The music of William Lloyd Webber is highly melodic and attractive. The works features on this album span a wide variety of genres, making for an extrememly interesting portrait disc of this fascinating British composer. With the exception of Aurora and the Nocturne, al the works featured on this album are premiere recordings.
The fact that William Lloyd Webber chose to keep his intensely melodic music ’under wraps’ can be attributed to the critical climate of the 1950s and 1960s, when post-Schoenbergian serialsm was then in vogue, and anything remotely tonal was consistently rubbished in the press. Now, thankfully, times have changed and we can appreciate fully what a marvellously enjoyable and imaginative composer he was.
The Serenade for Strings is a more substantial work than its title suggests. The three movements were originally composed in 1951, 1980 and 1960 resectively, yet the work sounds very much like a unified whole. The Barcarolle began life as a song, telling of an enchanted boat with a cargo of ’pearl and silver beams to fashion the little childrens dreams’, whilst the lyrical Romance, a favourite work of the composer, was written for his close friend, Justine Bax. The Elegy was originally a wind and piano composition written for his eldest son Andrew who was then studying the horn; it is not at all a sombre piece, and its original subtitle ’A Fresian Elegy’ gives a better idea of the work’s character.
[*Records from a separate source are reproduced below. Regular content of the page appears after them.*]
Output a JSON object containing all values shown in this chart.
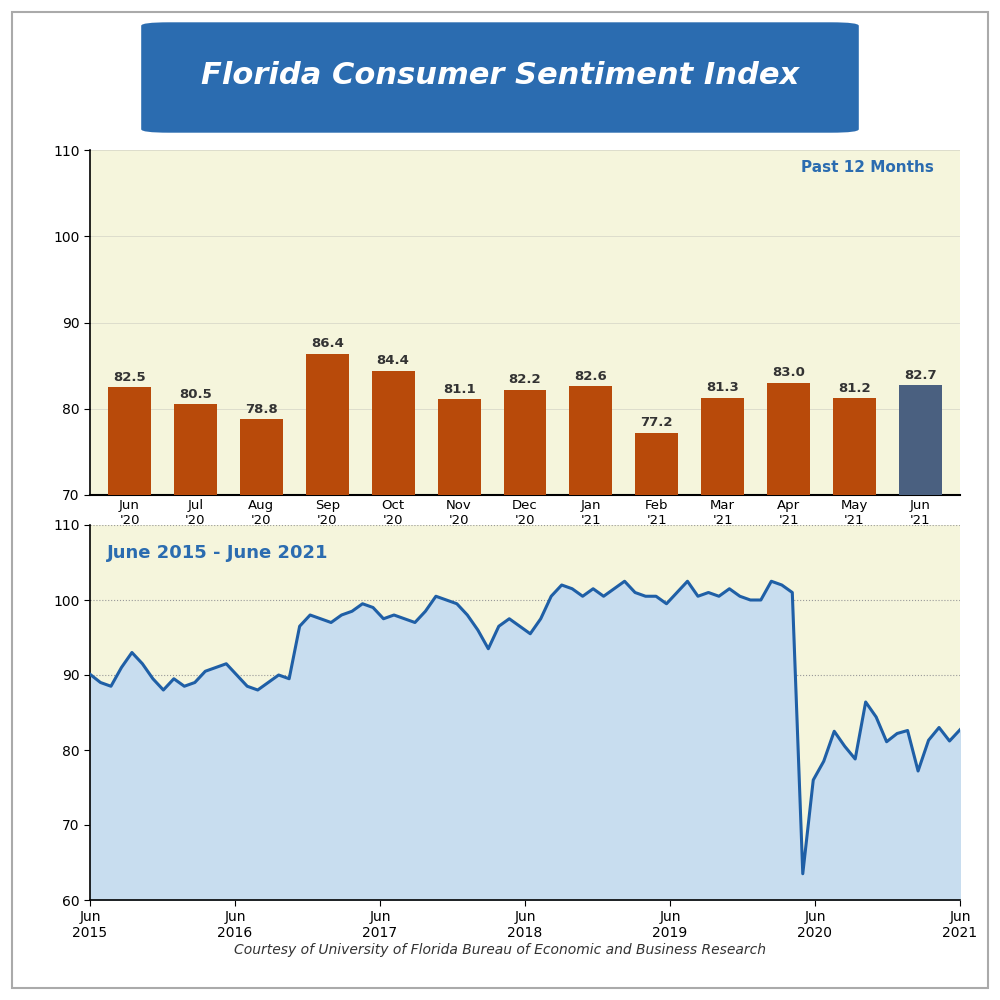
{
  "title": "Florida Consumer Sentiment Index",
  "title_bg_color": "#2B6CB0",
  "title_text_color": "#FFFFFF",
  "bar_categories": [
    "Jun\n'20",
    "Jul\n'20",
    "Aug\n'20",
    "Sep\n'20",
    "Oct\n'20",
    "Nov\n'20",
    "Dec\n'20",
    "Jan\n'21",
    "Feb\n'21",
    "Mar\n'21",
    "Apr\n'21",
    "May\n'21",
    "Jun\n'21"
  ],
  "bar_values": [
    82.5,
    80.5,
    78.8,
    86.4,
    84.4,
    81.1,
    82.2,
    82.6,
    77.2,
    81.3,
    83.0,
    81.2,
    82.7
  ],
  "bar_colors": [
    "#B84A0A",
    "#B84A0A",
    "#B84A0A",
    "#B84A0A",
    "#B84A0A",
    "#B84A0A",
    "#B84A0A",
    "#B84A0A",
    "#B84A0A",
    "#B84A0A",
    "#B84A0A",
    "#B84A0A",
    "#4A6080"
  ],
  "bar_ylim": [
    70,
    110
  ],
  "bar_yticks": [
    70,
    80,
    90,
    100,
    110
  ],
  "bar_bg_color": "#F5F5DC",
  "bar_label": "Past 12 Months",
  "bar_label_color": "#2B6CB0",
  "line_label": "June 2015 - June 2021",
  "line_label_color": "#2B6CB0",
  "line_color": "#1F5FA6",
  "line_fill_color": "#C8DDEF",
  "line_ylim": [
    60,
    110
  ],
  "line_yticks": [
    60,
    70,
    80,
    90,
    100,
    110
  ],
  "line_bg_color": "#F5F5DC",
  "line_hlines": [
    90,
    100,
    110
  ],
  "line_xtick_positions": [
    0,
    12,
    24,
    36,
    48,
    60,
    72
  ],
  "line_xtick_labels": [
    "Jun\n2015",
    "Jun\n2016",
    "Jun\n2017",
    "Jun\n2018",
    "Jun\n2019",
    "Jun\n2020",
    "Jun\n2021"
  ],
  "line_data": [
    90.1,
    89.0,
    88.5,
    91.0,
    93.0,
    91.5,
    89.5,
    88.0,
    89.5,
    88.5,
    89.0,
    90.5,
    91.0,
    91.5,
    90.0,
    88.5,
    88.0,
    89.0,
    90.0,
    89.5,
    96.5,
    98.0,
    97.5,
    97.0,
    98.0,
    98.5,
    99.5,
    99.0,
    97.5,
    98.0,
    97.5,
    97.0,
    98.5,
    100.5,
    100.0,
    99.5,
    98.0,
    96.0,
    93.5,
    96.5,
    97.5,
    96.5,
    95.5,
    97.5,
    100.5,
    102.0,
    101.5,
    100.5,
    101.5,
    100.5,
    101.5,
    102.5,
    101.0,
    100.5,
    100.5,
    99.5,
    101.0,
    102.5,
    100.5,
    101.0,
    100.5,
    101.5,
    100.5,
    100.0,
    100.0,
    102.5,
    102.0,
    101.0,
    63.5,
    76.0,
    78.5,
    82.5,
    80.5,
    78.8,
    86.4,
    84.4,
    81.1,
    82.2,
    82.6,
    77.2,
    81.3,
    83.0,
    81.2,
    82.7
  ],
  "footnote": "Courtesy of University of Florida Bureau of Economic and Business Research",
  "footnote_color": "#333333"
}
Invocation (1957) shows Lloyd Weber at his most straightforward and emotional, with a beautiful heartfelt theme in E major, which defies anyone not to respond to it. Equally intense is the Lento in E major which enters into the world of Mahler with its rich, chromatic harmonies; it is suprising to learn that it is an earlier work, composed in 1939. The Three Spring Miniatures were originally piano compositions written in 1952 but later arranged for a chamber orchestra (as recorded here). They are subtle and charming compositions which are most enjoyable. Aurora, on the other hand, is a much more complex and imposing work. Completed in 1951, it is a skilfully scored tone poem which enters the sound-world of Delius, Sibelius and Rachmaninov. It is best understood by a programme note the composer wrote for a student performance at the London College of Music: ’Arriving from the East in a chariot of winged horses, dispelling the night and dispersing the dews of the morning, Aurora was the Roman Goddess of the Dawn. This short tone poem attempts to portray ... the inherent sensuality of her nature.’
The Nocturne, from Lloyd Webber’s oratorio St Francis of Assisi 91948), is recorded here for the first time in its original version for cello and harp; he presented it to his son Julian, just before his death.
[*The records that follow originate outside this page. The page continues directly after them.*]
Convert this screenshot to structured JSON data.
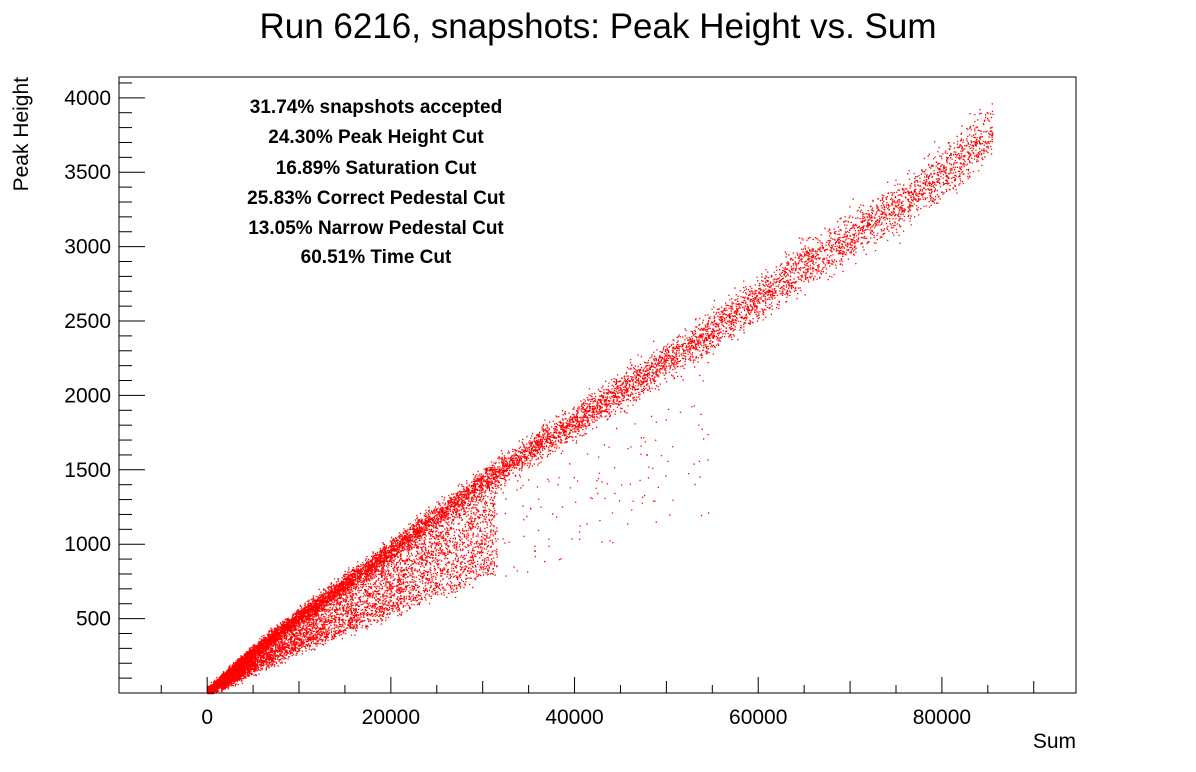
{
  "chart_data": {
    "type": "scatter",
    "title": "Run 6216, snapshots: Peak Height vs. Sum",
    "xlabel": "Sum",
    "ylabel": "Peak Height",
    "xlim": [
      -9600,
      94600
    ],
    "ylim": [
      0,
      4140
    ],
    "x_ticks": [
      0,
      20000,
      40000,
      60000,
      80000
    ],
    "y_ticks": [
      500,
      1000,
      1500,
      2000,
      2500,
      3000,
      3500,
      4000
    ],
    "grid": false,
    "marker_color": "#ff0000",
    "annotations": [
      "31.74% snapshots accepted",
      "24.30% Peak Height Cut",
      "16.89% Saturation Cut",
      "25.83% Correct Pedestal Cut",
      "13.05% Narrow Pedestal Cut",
      "60.51% Time Cut"
    ],
    "series": [
      {
        "description_points": [
          [
            0,
            0
          ],
          [
            5000,
            280
          ],
          [
            10000,
            520
          ],
          [
            15000,
            740
          ],
          [
            20000,
            960
          ],
          [
            25000,
            1190
          ],
          [
            30000,
            1420
          ],
          [
            35000,
            1630
          ],
          [
            40000,
            1830
          ],
          [
            45000,
            2030
          ],
          [
            50000,
            2240
          ],
          [
            55000,
            2440
          ],
          [
            60000,
            2650
          ],
          [
            65000,
            2880
          ],
          [
            70000,
            3070
          ],
          [
            75000,
            3270
          ],
          [
            80000,
            3490
          ],
          [
            85000,
            3760
          ]
        ],
        "values": [
          [
            0,
            0
          ],
          [
            5000,
            280
          ],
          [
            10000,
            520
          ],
          [
            15000,
            740
          ],
          [
            20000,
            960
          ],
          [
            25000,
            1190
          ],
          [
            30000,
            1420
          ],
          [
            35000,
            1630
          ],
          [
            40000,
            1830
          ],
          [
            45000,
            2030
          ],
          [
            50000,
            2240
          ],
          [
            55000,
            2440
          ],
          [
            60000,
            2650
          ],
          [
            65000,
            2880
          ],
          [
            70000,
            3070
          ],
          [
            75000,
            3270
          ],
          [
            80000,
            3490
          ],
          [
            85000,
            3760
          ]
        ]
      }
    ]
  }
}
Love Devine, All Loves Excelling (1964) for choir and organ starts off deceptively simply, yet builds up to a suprisingly powerful climax for the final ’Amen’. The Benedictus was written by Lloyd Webber for him and his wife Jean, a fellow student at the Royal College of Music, to play at their wedding service in 1942. It is a haunting work which deserves to be much better known. The beautiful Princeps pacis for choir and organ, was composed for the choir of Westminster Abbey and was first performed there in 1962. Jesus, Dear Jesus is one of his most innocently charming works. It was written for the children of Wetherby School where Jean Lloyd Webber taught for many years and where both Andrew and Julian were pupils. For this recording a children’s choir was engaged to perform this work as it was felt to be more in keeping with the spirit of the music.